After skiing, I go inside and study my French the rest of the morning—a promise to myself that, in time, I will live in a world wider than the one I’m living in now. I make myself think in French all day, which turns out to be a stroke of genius because, to translate my thoughts, I have to make myself think slowly. I can’t indulge myself in that awful spiraling of dark thoughts that always lead me to the same place:
I’m so lonely. Will there ever be a time I won’t be lonely?

Sometimes those thoughts come anyway; and when that happens, I make my mind take a right-angle turn into something simple. A childhood memory, clear as a snapshot:
La petite jeune fille en skis descende la montagne très rapidement.
Or I run through the various steps to do something I’ve done a hundred times, like tuning my skis. If controlling my thoughts doesn’t work, I just start naming the things all around me.
Le table, le livre, la lampe, la fenêtre. La porte, la neige, le ciel, les arbres.

Le restaurant.
There, I’m usually too busy to think. If there’s dead time, I concentrate on describing the customers.
La famille bonheur avec deux enfants charmante. La grosse femme avec la lipstick très rouge. Les yuppie skiers d’enfer.

I carry a little French dictionary in the pocket of my apron so I can look up words I don’t know. Sometimes I walk into the kitchen and say things like, “
Les sheeseboorgeres sont très, très sublime
!” The other waitresses think it’s hilarious. We all get to saying, “
Sacre bleu
!” when something goes wrong. And “
Au revoir, mes amis
,” every night when we leave.

Je vais bien
, I tell myself.
J’ai une vie
.

I’m doing fine. I have a life.

Then Mom calls and says, “Emma, Mary Clark called and said there’s a beige Honda Civic in our driveway at home. Do you know anything about that?”

At which point, everything comes crashing in on me, and I burst into tears and tell her everything.

“You’re
where
?” she says. “You’re
what
?”

Before I know it, she’s made arrangements for me to fly to Steamboat Springs the next day. I feel horrible giving zero notice, just like Harp did. It’s an awful thing to do, and I apologize to Craig about a million times when I go over to tell him.

“It’s okay, Emma,” he says. “Really. It’ll be good for you to be with your parents.”

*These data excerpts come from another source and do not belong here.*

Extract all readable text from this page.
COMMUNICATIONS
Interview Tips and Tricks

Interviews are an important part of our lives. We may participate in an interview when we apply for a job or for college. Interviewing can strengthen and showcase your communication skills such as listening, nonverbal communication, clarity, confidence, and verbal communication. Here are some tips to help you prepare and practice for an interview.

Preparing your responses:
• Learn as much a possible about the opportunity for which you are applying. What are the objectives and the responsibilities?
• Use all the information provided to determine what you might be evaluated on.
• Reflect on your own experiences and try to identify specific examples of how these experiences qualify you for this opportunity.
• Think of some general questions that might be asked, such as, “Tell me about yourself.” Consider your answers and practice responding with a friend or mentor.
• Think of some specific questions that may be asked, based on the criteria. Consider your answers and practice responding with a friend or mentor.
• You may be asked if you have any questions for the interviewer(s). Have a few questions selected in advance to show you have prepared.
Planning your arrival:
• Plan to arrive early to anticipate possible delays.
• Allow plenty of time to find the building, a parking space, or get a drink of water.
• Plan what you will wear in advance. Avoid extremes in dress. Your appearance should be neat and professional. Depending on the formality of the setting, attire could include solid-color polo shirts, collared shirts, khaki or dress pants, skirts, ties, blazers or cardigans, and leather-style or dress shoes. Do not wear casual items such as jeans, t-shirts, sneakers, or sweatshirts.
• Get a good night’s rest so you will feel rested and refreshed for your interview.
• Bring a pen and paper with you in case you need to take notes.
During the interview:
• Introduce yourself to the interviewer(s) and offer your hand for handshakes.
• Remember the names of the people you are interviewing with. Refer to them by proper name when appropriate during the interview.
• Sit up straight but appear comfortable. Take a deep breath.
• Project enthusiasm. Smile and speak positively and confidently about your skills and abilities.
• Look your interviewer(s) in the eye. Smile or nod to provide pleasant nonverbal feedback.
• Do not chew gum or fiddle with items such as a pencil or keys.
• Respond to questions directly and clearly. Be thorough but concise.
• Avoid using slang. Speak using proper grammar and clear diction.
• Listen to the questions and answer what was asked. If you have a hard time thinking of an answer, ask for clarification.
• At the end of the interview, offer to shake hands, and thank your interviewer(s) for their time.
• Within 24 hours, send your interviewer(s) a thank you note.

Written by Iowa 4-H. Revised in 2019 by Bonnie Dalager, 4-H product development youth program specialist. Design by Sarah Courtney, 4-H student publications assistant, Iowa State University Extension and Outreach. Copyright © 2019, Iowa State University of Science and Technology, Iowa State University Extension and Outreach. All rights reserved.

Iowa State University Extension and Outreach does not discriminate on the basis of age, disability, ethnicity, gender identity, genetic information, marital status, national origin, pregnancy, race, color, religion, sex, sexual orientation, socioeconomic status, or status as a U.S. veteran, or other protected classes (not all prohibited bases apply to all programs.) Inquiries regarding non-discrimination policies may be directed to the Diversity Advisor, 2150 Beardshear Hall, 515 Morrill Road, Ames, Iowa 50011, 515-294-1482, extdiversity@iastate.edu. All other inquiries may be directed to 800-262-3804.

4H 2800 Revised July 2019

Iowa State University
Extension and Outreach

He’s so nice about my going that he even takes me into town the next morning so I can catch the limo to Traverse City instead of parking my Jeep for who-knows-how-long in the airport parking lot. In fact, he says, if I pay his expenses, he’ll drive it to Indy for me and come back on the Greyhound; he has a friend there he’d like to see.

“Yes!” I say, and hug him hard. Then I get on the bus and promptly start to cry
again
. I cry the whole way to the airport. Then I cry again when the plane lifts off and I look out the window and see the snowy forests and meadows I loved so much as a little girl. The plane banks and turns westward. The shoreline of Lake Michigan with its long white stripe of beach seems like the shoreline of my childhood. We’re flying away from it so fast. In moments, it’s no more than a pencil line along the horizon. Then it’s gone completely. Everywhere I look there’s either cold blue water or hard blue winter sky.